Хорошо, когда есть у тебя хорошая лесная машина. Она, с большими колесами и мощным мотором, — твой друг и помощник в рыбалках твоих и походах. Она очень помогает тебе, и ты любишь и любуешься ею за это. Потому что во многих местах не побывал бы, многих красот не увидел, не будь ее у тебя.

Так и здесь — сначала достаточно ровная и сухая, дорожка вдруг стремительно и круто вздернулась прямо в небо, взъерошилась большими камнями. Тяжело урча, переваливаясь с боку на бок, словно настойчивая черепаха, машина медленно взобралась на высокую сопку. Сразу за вершиной ее дорога так же резко ухнула вниз, в болото, где стала вдруг огромной лесной лужей с непонятной глубиной и замшелыми берегами. Машина с опаской переползла и через лужу. Потом был еще подъем, покруче первого. Затем — снова вниз, но уже по сухому сыпучему песку. И вот — последняя сопка, и взору вдруг открылись огромные дали болот. Лес изменился по волшебному мановению, исчезли осины и березы, и весь склон горы устроился высокими корабельными соснами. В порывах небольшого ветерка медленно качали они своими гордыми зелеными головами, и сквозь их нечастые ряды было видно, как далеко внизу, на многие километры, простирается безбрежие болот, а где-то совсем вдалеке мелькает веселой синевой еще одно озеро из ожерелья внутренних озер.

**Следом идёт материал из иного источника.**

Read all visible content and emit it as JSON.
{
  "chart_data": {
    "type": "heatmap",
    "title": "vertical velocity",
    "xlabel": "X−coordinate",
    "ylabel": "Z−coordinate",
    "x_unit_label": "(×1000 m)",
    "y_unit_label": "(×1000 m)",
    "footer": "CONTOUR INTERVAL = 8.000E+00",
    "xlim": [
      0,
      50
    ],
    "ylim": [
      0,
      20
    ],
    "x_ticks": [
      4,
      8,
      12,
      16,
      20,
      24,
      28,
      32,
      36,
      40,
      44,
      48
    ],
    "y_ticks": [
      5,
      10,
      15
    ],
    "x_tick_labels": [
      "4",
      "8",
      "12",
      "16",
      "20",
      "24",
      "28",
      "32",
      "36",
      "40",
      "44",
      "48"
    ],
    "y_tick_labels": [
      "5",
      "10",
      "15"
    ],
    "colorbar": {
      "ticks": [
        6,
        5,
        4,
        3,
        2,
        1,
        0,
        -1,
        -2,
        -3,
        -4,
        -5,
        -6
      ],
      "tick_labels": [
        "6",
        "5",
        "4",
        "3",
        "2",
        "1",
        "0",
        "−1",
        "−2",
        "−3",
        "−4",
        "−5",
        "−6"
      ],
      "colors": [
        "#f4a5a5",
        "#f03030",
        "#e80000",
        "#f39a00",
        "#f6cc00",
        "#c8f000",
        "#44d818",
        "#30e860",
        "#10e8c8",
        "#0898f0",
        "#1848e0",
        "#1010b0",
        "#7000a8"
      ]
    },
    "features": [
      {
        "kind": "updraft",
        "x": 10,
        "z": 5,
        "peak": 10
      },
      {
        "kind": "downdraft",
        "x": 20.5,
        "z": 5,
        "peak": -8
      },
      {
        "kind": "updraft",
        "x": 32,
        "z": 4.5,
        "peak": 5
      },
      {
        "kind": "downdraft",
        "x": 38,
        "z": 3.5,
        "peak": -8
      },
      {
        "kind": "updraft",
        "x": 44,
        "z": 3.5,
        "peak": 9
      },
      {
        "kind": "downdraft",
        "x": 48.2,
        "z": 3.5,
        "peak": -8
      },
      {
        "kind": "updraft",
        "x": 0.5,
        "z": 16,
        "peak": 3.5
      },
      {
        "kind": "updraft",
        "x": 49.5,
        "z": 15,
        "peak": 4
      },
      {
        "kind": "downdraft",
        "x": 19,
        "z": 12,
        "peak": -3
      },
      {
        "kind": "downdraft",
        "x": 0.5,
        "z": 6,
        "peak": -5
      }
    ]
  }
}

Перестояв, перетерпев несколько минут эту дух захватившую красоту, я медленно спустился по песчаной, желтой и сказочной дороге с горы прямо к самому краю болот. Остановил машину и вышел. Хлопнул дверью и вздрогнул от громкого хлопанья крыльев. Совсем рядом взлетели с земли четыре огромных и черных глухаря. В свежих лучах поднимающегося солнца, сквозь еле уловимую взглядом дымку утреннего тумана они медленно и тяжело полетели вдоль кромки соснового леса, к далекому солнцу.

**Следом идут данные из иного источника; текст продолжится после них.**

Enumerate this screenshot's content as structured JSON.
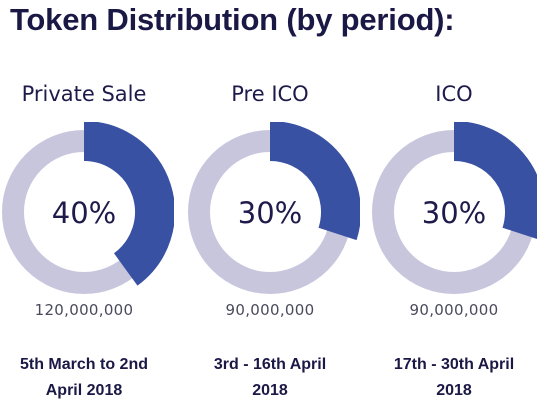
{
  "title": "Token Distribution (by period):",
  "colors": {
    "filled": "#3951a3",
    "track": "#c7c6dd",
    "text": "#1e1b4b"
  },
  "chart_data": {
    "type": "pie",
    "title": "Token Distribution (by period):",
    "series": [
      {
        "name": "Private Sale",
        "label": "40%",
        "value": 40,
        "amount": "120,000,000",
        "dates": [
          "5th March to 2nd",
          "April 2018"
        ]
      },
      {
        "name": "Pre ICO",
        "label": "30%",
        "value": 30,
        "amount": "90,000,000",
        "dates": [
          "3rd - 16th April",
          "2018"
        ]
      },
      {
        "name": "ICO",
        "label": "30%",
        "value": 30,
        "amount": "90,000,000",
        "dates": [
          "17th - 30th April",
          "2018"
        ]
      }
    ]
  }
}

А я принялся собирать грибы. Вернее, сначала я стал их искать. И, по печальному опыту, приготовился к долгому хождению по лесу. Оно не утомляет, нет. Оно само по себе удовольствие. Идешь, дышишь чистейшим воздухом, густым, пряным, вкусным, как родниковая вода после парилки. Глаза отдыхают на сочной зелени листвы и хвои. Красные стволы сосен стоят, как путеводные столбы — от одного к другому, примечая дорогу. Пружинистый мох тренирует ослабшие от городской жизни ноги. Ты идешь по лесу и чувствуешь, как наполняешься новыми силами от родной природы. Все это звучало бы слишком высокопарно, если бы с возрастом не начинал понимать — правда. Даже истина в одной из последних инстанций — ничто так не помогает человеку, не прибавляет душевных и физических сил, не лечит душу красотой, как общение с близкой природой. Мать она наша, мать, несмотря на достижения химии. И как пришли, произошли от нее, так и уйдем в нее же. Каждый лично…

Грибы, к моему удивлению, стали попадаться сразу же. Да не простые — истинные красавцы-боровики. Не успел я и десяти метров отойти от дороги, как сразу встретил большую семью. Стояли они, то тесно прижавшись друг к другу, то немного поодаль — но все кряжистые, крепкие, словно упрямые, тренированные солдаты. К ногам их жались маленькие детки. Веселые подростки разбежались и играли со мной в прятки. Иногда я несколько раз проходил по одному и тому же месту, прежде чем высмотреть маленькое бурое пятнышко среди мха, которое на поверку оказывалось краем шляпки подросшего уже наглеца. Длинные ноги свои, которым зачастую мало было охвата мужской ладони, они тоже прятали во мху, и приходилось глубоко погружать руки в тревожную и влажную прохладу. Так и казалось, что вот-вот кто-нибудь хватит зубастым ртом за руку неутомимого пришлеца, но до поры обходилось.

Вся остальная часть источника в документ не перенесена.